Parmi les duchesses de l'ancien régime, il est bon de mentionner la duchesse héréditaire. Cette variété de la duchesse en expectative est nécessairement progressive, le plus souvent anglomane, et presque toujours blue-stocking. Tous ses valets sont poudrés comme des postillons de Longjumeau, et celui qui sert de valet de chambre est un véritable groom of bedchamber. Vous pensez bien que mesdemoiselles ses filles ont des gouvernantes anglaises. Elle ne veut parler qu'anglais, quoique sa mère et son mari n'en sachent pas un mot. Elle ne peut manger avec plaisir que de la gibelotte-soup ou de la bread-sauce, et son mari, qui est un bon Français, serait pourtant bien aise de lui voir manger des pigeons à la crapaudine ou des poulets en fricassée, de temps en temps; mais il ne saurait obtenir qu'on lui serve du melon qu'au dessert; et, pour avoir la paix du ménage, il est obligé de le manger avec de la rhubarbe. On lui fait journellement, à cet excellent mari, du potage à l'anglaise, c'est-à-dire avec de l'eau, du poivre et du thym: il en gémit toujours, et ne s'en irrite jamais. C'est bien la meilleure pâte de duc qui ait jamais été confectionnée sur une estrade et sous un ciel de lit empanaché.
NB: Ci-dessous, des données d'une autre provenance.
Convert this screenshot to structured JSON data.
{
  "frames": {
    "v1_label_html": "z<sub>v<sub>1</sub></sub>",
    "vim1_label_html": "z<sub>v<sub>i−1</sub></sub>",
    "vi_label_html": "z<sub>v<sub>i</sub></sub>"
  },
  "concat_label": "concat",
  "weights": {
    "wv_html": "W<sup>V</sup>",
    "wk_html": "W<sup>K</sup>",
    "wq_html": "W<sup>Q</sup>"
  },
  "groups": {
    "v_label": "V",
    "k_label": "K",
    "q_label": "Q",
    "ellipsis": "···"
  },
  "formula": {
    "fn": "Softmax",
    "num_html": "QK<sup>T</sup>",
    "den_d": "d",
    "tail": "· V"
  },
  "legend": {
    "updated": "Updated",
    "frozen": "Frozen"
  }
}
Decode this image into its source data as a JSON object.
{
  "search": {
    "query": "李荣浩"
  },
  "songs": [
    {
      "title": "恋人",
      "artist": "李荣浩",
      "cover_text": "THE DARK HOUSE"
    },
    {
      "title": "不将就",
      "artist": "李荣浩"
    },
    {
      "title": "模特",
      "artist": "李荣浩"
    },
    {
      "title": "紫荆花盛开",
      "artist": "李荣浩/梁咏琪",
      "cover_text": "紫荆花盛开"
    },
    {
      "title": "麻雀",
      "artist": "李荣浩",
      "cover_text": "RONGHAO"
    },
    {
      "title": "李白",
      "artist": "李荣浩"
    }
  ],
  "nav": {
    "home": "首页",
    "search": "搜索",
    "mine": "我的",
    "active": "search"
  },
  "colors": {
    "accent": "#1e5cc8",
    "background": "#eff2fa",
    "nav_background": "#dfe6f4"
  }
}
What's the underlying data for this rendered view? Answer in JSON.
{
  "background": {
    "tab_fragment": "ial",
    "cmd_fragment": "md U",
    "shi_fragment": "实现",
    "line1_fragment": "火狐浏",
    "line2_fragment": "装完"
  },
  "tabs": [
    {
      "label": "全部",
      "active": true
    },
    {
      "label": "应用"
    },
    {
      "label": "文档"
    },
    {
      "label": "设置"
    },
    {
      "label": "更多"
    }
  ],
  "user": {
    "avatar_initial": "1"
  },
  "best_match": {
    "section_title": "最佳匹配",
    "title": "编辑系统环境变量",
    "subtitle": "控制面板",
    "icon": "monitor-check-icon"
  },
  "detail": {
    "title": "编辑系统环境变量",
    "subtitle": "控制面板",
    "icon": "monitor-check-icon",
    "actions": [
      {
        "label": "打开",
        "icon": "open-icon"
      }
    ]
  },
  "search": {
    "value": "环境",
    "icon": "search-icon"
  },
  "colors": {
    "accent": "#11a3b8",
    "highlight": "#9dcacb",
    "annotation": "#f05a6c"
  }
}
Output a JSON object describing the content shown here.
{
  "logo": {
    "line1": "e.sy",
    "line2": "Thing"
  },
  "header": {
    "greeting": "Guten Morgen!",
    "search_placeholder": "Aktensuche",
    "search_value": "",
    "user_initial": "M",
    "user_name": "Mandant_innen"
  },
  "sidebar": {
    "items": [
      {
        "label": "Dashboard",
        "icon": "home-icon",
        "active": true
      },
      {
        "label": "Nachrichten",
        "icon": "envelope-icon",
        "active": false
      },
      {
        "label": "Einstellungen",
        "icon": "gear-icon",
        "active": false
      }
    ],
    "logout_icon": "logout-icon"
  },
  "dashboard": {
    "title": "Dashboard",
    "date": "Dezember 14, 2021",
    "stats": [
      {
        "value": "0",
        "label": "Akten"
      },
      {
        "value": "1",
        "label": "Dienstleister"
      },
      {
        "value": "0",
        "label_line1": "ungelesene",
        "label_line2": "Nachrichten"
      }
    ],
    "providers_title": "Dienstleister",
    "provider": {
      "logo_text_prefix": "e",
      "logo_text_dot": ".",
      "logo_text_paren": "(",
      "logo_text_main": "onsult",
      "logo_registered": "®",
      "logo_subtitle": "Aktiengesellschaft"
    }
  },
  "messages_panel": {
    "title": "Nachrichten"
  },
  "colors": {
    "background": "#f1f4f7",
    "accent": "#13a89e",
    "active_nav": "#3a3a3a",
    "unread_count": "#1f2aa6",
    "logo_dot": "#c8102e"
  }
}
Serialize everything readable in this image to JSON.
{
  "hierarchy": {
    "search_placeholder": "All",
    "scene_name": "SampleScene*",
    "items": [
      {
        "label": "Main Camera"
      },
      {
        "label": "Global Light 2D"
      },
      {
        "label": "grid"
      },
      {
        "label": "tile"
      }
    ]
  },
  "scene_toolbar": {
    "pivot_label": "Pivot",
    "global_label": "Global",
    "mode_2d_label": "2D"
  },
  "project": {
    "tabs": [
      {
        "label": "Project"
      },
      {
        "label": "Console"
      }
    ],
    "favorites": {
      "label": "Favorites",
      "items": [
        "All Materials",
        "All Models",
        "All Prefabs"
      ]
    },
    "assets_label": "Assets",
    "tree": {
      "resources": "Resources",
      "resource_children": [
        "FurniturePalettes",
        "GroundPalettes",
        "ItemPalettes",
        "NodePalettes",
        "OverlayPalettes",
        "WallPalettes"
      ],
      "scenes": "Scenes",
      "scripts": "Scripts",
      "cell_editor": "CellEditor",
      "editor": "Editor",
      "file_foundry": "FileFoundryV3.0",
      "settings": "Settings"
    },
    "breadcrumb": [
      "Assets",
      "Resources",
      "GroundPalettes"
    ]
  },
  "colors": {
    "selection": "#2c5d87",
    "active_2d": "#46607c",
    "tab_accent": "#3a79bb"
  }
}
Aussitôt que cette belle dame entend résonner les trois coups de cloche qui lui annoncent une visite, elle se met à lire un journal anglais, une gazette immense, et la conversation roule infailliblement sur le dernier bal d'Almaks et les copieux dîners du prince Louis Napoléon; ensuite on s'entretient agréablement, et l'on disserte avec intérêt sur les paris de M. le comte d'Orsay pour la course au clocher de Sittingburn, ou pour les joutes de coqs au bois d'Epping. Quand vous n'êtes pas obligé d'écouter la lecture d'un article biographique ou littéraire de lady Blessington, vous êtes bien heureux d'en être quitte à si bon marché; ne vous plaignez donc pas, et surtout n'accusez jamais qui que ce soit d'anglomanie. C'est une indigne expression qui vous ferait un tort affreux. On assimilerait cette accusation barbare à tous les actes de la méchanceté la plus noire, et de la brutalité la plus odieuse. Apprenez qu'un jeune homme est disréputable, et presque déshonoré, quand il n'est pas membre du Jokey-Club de Paris, où il est formellement prescrit de ne jamais parler que de filles et de chevaux. Ne prenez pas ceci pour une moquerie: c'est un des principaux règlements de cette agréable et spirituelle agrégation. Cette charte prohibitive est toujours affichée dans le great room, ou grande salle du Club. Si vous voulez parler politique ou discuter sur la littérature, allez dans la rue. On n'a pas besoin d'être établi si confortablement et si fashionablement pour s'occuper de ces choses-là!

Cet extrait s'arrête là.